The Storm Drain Terrapin Rescue Team nominated by The Wetlands Institute
The Storm Drain Terrapin Rescue Team, championed by Joe Grotolla, and Steve and Susan Ahern, has been crucial in the success of diamondback terrapin (turtle) conservation in New Jersey. They discovered that storm drains may pose a significant threat to terrapin hatchlings that get lost in the maze-like networks the storm drains form. The team took action to reduce the potential impacts, working on a volunteer basis to rescue the terrapins, raising money for terrapin conservation and engaging local school children in the efforts. To date the team has rescued and released nearly 5,000 terrapins.
Rupali Ghosh nominated by the Turtle Survival Alliance
Rupali Ghosh is the Project Coordinator responsible for the study, protection, and reestablishment of the Northern River Terrapin (turtle) – a species once thought to be functionally extinct in nature – in Bangladesh. Regarded as a “force of nature” by her colleagues, she travels village to village, seeking information on the locations of individual turtles, and has used her knowledge, personality, and determination to establish a local captive breeding program. Over the past two years 99 hatchlings have been produced as a result of her work, and Rupali even secured two wild hatchlings, proving the species still exists in the wild. She continues to work with locals in an attempt to locate wild nesting sites and locate more captive turtles, and she is providing new hope for the species’ recovery.

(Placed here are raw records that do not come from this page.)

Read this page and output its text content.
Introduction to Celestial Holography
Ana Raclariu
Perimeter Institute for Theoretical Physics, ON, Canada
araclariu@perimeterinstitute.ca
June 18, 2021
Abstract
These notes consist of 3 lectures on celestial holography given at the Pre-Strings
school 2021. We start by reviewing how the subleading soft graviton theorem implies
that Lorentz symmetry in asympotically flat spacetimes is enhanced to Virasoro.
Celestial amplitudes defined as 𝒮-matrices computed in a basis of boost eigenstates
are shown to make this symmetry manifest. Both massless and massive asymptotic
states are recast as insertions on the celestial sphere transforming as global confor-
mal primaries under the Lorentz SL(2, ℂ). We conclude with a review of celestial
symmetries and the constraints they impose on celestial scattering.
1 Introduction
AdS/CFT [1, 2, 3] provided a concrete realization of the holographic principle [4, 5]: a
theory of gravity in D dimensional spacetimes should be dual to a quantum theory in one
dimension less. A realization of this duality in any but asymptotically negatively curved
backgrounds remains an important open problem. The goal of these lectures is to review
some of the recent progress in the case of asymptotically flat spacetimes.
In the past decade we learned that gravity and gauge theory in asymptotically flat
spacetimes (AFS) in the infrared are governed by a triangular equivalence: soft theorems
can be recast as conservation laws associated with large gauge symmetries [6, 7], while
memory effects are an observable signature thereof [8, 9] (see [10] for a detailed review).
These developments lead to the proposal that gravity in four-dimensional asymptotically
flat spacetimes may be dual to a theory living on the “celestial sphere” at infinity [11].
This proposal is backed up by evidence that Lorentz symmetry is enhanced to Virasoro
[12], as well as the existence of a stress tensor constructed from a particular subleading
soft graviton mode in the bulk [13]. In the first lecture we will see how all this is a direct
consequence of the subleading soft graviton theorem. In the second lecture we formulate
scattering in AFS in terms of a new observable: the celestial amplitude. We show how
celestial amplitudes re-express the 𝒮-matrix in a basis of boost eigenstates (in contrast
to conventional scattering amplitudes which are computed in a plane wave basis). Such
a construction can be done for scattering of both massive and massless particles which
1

Abdullahi Ali nominated by the University of Wyoming
Abdullahi Ali is a student and project lead studying hirola (antelope) in the Ijara District of northeastern Kenya. The protection of this critically endangered species has been primarily impeded by a lack of biological knowledge of this mysterious animal, and his work has been critical to the long-term prospects of the species. Abdullahi has worked tirelessly with local communities and governments and both national and international organizations to garner support for his wildlife conservation efforts, and has even developed the Hirola Conservation Project (HCP) to further their protection.